Соответственно коренному положению психологической школы, ориентирующему на то, что «правовые явления и их элементы суть явления не материального, а духовного мира, что для отыскания и изучения их следует обращаться не к поискам во внешнем мире, а к психике тех, которые переживают подлежащие психические процессы»[1237], Л. И. Петражицкий решал многочисленные конкретные как общеправовые, так и цивилистические проблемы.
В частности, к числу возможных субъектов права - физических или юридических лиц - он относил все, с чем человеческая психика способна ассоциировать «субъектные представления»: «камни, растения и проч., животные и их духи, люди, их зародыши, их духи после смерти, человеческие (представляемые) общества и учреждения, разные божества и иные бестелесные духи...»[1238]. В то же время, несмотря на психологизацию права, Л. И. Петражицкий не упускал ни одного сколько-нибудь удобного случая, чтобы подкрепить такую психологизацию по-своему истолкованными фактами реальной деятельности. Так, еще в опубликованной на немецком языке в конце XIX в. книге «Учение о доходе» обращалось внимание на тот факт, что «нет никаких объективных признаков, на основании которых можно утверждать, будто данный объект должен рассматриваться как доход»[1239]. Бесспорное в смысле объективных свойств самого овеществляющего доходы объекта это утверждение используется затем как логическая посылка для более широкого, отнюдь не вытекающего из него вывода, что, поскольку «одно и то же органическое и неорганическое порождение может считаться доходом и не доходом в зависимости от отношения, в котором субъект с ним находится»[1240], - суть дела как раз и предопределяется не объективными факторами, а конкретно сложившимся психическим отношением. Аналогичные методы для истолкования отдельных правовых и юридико-экономических категорий находили и во многих других случаях широкое применение на почве психологической концепции.
Распространяемая параллельно с нею вторая концепция, имея аналогичную практическую направленность, тем отличается от первой, что черпает нужные ей аргументы не в психологическом арсенале, а в своеобразно объясняемых реальных явлениях общественной жизни. Известная под наименованием теории социальных функций, она обычно связывается с именем французского юриста Дюги, хотя выдвигалась также многочисленными его предшественниками - и малоизвестными, как, например, Дункер в Германии, и достаточно именитыми - Конт во Франции. Но своей развернутой обрисовкой и многообразной фактической оснащенностью названная теория действительно обязана Дюги, работы которого в данном случае представляют тем больший интерес, что центральное место в них отводится праву собственности и другим гражданско-правовым институтам.
Обращаясь к вопросу о реальности субъективных прав, Дюги не ставит ее под какое-либо сомнение, но лишь постольку, поскольку этот вопрос рассматривается в историческом, а не в актуальном плане.

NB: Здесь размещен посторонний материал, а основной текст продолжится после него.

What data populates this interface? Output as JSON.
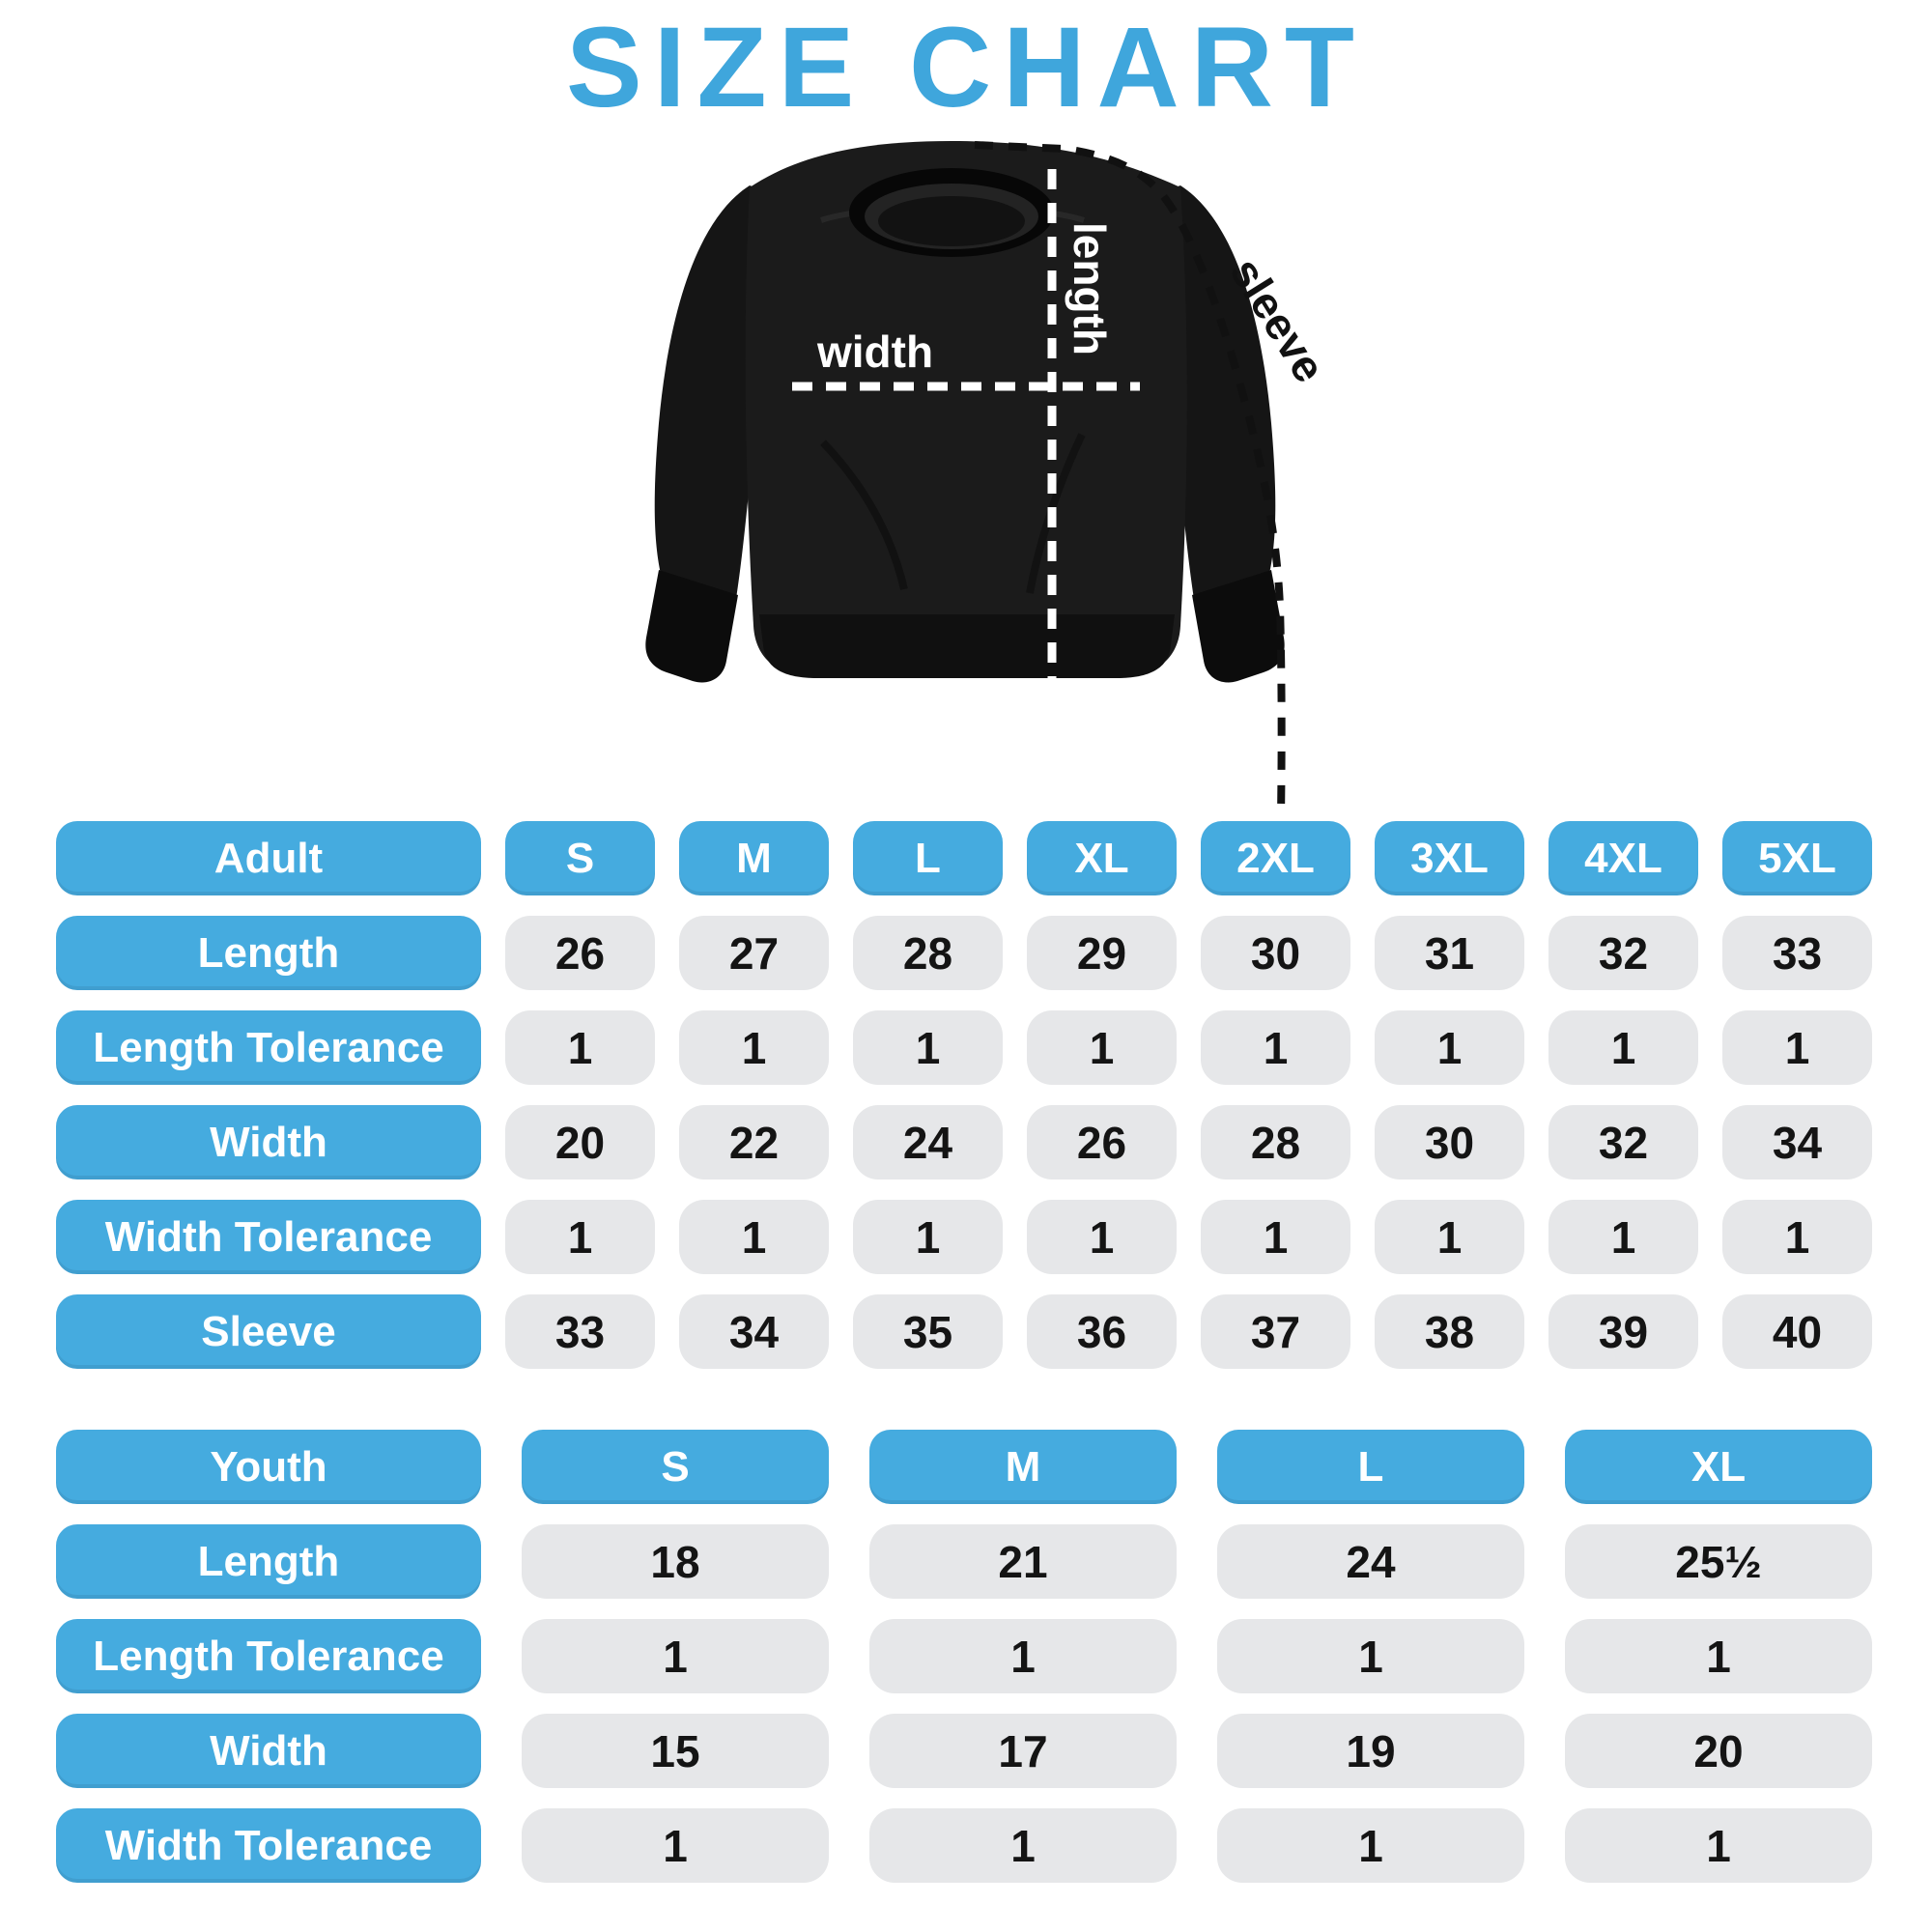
{
  "title": "SIZE CHART",
  "colors": {
    "title_blue": "#3FA6DC",
    "header_blue": "#45ABDF",
    "cell_gray": "#E6E7E9",
    "value_text": "#141414",
    "header_text": "#FFFFFF",
    "garment_black": "#1B1B1B",
    "background": "#FFFFFF"
  },
  "diagram": {
    "length_label": "length",
    "width_label": "width",
    "sleeve_label": "sleeve"
  },
  "chart_data": [
    {
      "type": "table",
      "group_label": "Adult",
      "sizes": [
        "S",
        "M",
        "L",
        "XL",
        "2XL",
        "3XL",
        "4XL",
        "5XL"
      ],
      "rows": [
        {
          "label": "Length",
          "values": [
            "26",
            "27",
            "28",
            "29",
            "30",
            "31",
            "32",
            "33"
          ]
        },
        {
          "label": "Length Tolerance",
          "values": [
            "1",
            "1",
            "1",
            "1",
            "1",
            "1",
            "1",
            "1"
          ]
        },
        {
          "label": "Width",
          "values": [
            "20",
            "22",
            "24",
            "26",
            "28",
            "30",
            "32",
            "34"
          ]
        },
        {
          "label": "Width Tolerance",
          "values": [
            "1",
            "1",
            "1",
            "1",
            "1",
            "1",
            "1",
            "1"
          ]
        },
        {
          "label": "Sleeve",
          "values": [
            "33",
            "34",
            "35",
            "36",
            "37",
            "38",
            "39",
            "40"
          ]
        }
      ]
    },
    {
      "type": "table",
      "group_label": "Youth",
      "sizes": [
        "S",
        "M",
        "L",
        "XL"
      ],
      "rows": [
        {
          "label": "Length",
          "values": [
            "18",
            "21",
            "24",
            "25½"
          ]
        },
        {
          "label": "Length Tolerance",
          "values": [
            "1",
            "1",
            "1",
            "1"
          ]
        },
        {
          "label": "Width",
          "values": [
            "15",
            "17",
            "19",
            "20"
          ]
        },
        {
          "label": "Width Tolerance",
          "values": [
            "1",
            "1",
            "1",
            "1"
          ]
        }
      ]
    }
  ]
}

В условиях же того технического прогресса, который был достигнут к первому десятилетию ХХ в., сколько-нибудь длительное автономное существование индивида полностью исключалось. «Отношения между людьми стали такими сложными и многочисленными, взаимная социальная зависимость (I'interdépendence sociale) стала настолько тесной, что один тот факт, что кто-нибудь не делает своего собственного дела, оказывает влияние на всех других»[1241]. Если бы, например, собственник телеграфа или железной дороги решил приостановить эксплуатацию принадлежащих ему объектов, это в такой мере нарушило бы интересы общества, что оно было бы вынуждено предписать собственнику выполнение его функций, не считаясь со ссылками на неприкосновенность субъективных прав. И подобное предписание опиралось бы на достаточно веские мотивы, поскольку право собственности должно иметь объектом своей охраны «...потребность предназначать определенные блага для определенных общественных целей, а значит, и потребность социальной защиты и гарантирования этого предназначения»[1242].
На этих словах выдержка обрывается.